El horizonte se tiñe de verde, blanco y rojo. La Copa Mundial de Fútbol 2026, ese evento que despierta pasiones y paraliza al mundo, se acerca a pasos agigantados. México, junto con Estados Unidos y Canadá, se prepara para recibir a la fiesta del balompié. Sin embargo, la alegría del anfitrión se ve empañada por una sombra: el legado de la administración Peña Nieto.
Mientras la afición cuenta los días para el silbatazo inicial, en los pasillos del poder se respira un aire de inquietud. México, a pesar de ser co-anfitrión, no juega en igualdad de condiciones. Los acuerdos firmados durante el sexenio anterior colocaron al país en una posición desventajosa, con mayores obligaciones logísticas, de infraestructura y seguridad, y con sanciones desproporcionadas en caso de incumplimiento.
Mientras Estados Unidos y Canadá exhiben su músculo económico y organizativo, México se esfuerza por ponerse al día, con menos partidos, menos presupuesto y una presión descomunal. La derrama económica será importante, sí, pero también lo será el desgaste institucional. El fantasma de Peña Nieto, ese espectro que aún ronda la política nacional, se cierne sobre la organización del evento.

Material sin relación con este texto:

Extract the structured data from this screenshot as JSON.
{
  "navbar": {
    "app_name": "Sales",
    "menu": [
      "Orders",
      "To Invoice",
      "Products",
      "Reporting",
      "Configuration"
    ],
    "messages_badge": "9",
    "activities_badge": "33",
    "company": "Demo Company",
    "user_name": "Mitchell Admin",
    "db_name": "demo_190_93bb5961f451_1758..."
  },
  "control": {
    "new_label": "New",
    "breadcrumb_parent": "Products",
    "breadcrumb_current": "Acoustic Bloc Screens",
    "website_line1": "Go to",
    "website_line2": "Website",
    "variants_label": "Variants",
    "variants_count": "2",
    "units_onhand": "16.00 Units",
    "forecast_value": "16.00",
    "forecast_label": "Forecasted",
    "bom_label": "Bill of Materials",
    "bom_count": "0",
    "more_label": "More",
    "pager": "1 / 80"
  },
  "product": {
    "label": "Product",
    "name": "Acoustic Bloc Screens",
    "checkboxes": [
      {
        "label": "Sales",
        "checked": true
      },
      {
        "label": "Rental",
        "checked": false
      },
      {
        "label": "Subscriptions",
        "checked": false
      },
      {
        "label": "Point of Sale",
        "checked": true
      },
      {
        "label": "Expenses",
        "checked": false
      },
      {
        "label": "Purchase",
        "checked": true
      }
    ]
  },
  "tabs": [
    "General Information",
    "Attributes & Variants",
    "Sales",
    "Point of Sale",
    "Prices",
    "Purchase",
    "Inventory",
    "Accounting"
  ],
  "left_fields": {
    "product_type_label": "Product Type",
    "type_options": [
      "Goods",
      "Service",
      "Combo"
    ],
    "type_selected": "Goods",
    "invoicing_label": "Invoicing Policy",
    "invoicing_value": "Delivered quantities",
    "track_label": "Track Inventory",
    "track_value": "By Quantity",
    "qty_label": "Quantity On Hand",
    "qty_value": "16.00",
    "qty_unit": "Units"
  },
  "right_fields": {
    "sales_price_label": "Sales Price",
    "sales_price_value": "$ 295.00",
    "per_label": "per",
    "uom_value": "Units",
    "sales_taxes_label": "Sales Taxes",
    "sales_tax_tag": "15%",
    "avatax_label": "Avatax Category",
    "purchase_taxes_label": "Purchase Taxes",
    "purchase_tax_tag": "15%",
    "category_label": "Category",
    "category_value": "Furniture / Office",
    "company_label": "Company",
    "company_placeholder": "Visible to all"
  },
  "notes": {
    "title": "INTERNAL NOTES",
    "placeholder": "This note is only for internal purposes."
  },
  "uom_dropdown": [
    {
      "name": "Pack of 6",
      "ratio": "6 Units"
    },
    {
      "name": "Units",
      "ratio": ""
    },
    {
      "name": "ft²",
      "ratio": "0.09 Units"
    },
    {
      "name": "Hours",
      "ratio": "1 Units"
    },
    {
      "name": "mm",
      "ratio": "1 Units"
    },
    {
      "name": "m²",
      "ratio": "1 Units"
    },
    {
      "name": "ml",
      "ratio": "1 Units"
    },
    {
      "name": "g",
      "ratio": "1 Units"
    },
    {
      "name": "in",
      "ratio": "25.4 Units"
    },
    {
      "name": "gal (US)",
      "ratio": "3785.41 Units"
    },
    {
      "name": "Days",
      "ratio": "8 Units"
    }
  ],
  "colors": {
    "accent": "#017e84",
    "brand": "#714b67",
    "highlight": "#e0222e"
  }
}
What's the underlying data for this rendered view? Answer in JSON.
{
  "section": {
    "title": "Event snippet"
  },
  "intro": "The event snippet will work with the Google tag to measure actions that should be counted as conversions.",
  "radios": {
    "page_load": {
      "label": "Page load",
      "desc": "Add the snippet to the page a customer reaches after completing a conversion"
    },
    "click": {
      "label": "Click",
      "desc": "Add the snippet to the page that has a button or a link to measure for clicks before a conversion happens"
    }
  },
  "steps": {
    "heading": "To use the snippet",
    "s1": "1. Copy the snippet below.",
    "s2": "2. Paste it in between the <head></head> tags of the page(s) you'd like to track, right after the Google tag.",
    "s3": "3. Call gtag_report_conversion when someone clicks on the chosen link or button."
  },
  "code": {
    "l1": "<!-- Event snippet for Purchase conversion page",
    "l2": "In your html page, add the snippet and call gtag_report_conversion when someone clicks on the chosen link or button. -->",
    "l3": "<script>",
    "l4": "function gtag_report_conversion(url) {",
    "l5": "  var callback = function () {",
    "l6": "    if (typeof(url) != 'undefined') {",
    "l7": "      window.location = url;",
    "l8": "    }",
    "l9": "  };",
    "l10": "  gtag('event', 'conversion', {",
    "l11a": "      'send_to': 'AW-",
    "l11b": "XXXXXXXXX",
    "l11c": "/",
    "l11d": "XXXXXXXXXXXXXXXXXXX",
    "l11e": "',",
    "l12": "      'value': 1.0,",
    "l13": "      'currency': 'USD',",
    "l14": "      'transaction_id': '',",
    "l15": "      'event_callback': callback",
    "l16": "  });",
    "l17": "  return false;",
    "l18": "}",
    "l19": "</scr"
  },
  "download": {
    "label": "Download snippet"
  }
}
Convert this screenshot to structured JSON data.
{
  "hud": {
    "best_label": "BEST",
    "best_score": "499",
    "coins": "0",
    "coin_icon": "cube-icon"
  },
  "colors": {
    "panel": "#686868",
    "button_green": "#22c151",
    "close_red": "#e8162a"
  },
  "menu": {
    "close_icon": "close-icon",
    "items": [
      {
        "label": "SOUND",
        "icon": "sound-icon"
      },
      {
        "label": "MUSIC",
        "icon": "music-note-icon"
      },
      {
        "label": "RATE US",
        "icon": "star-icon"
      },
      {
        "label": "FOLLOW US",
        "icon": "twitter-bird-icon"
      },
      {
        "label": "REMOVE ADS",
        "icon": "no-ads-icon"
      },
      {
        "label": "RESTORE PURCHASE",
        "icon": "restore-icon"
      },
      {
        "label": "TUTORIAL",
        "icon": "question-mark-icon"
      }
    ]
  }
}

A un año del inicio de la justa mundialista, México no solo alista estadios y rutas de transporte. También prepara la narrativa para explicar, una vez más, por qué somos el socio que juega en desventaja, incluso en casa.
Y como diría aquel filósofo cuyo nombre se me escapa: "En política, a veces la limpieza se usa para barrer a los incómodos".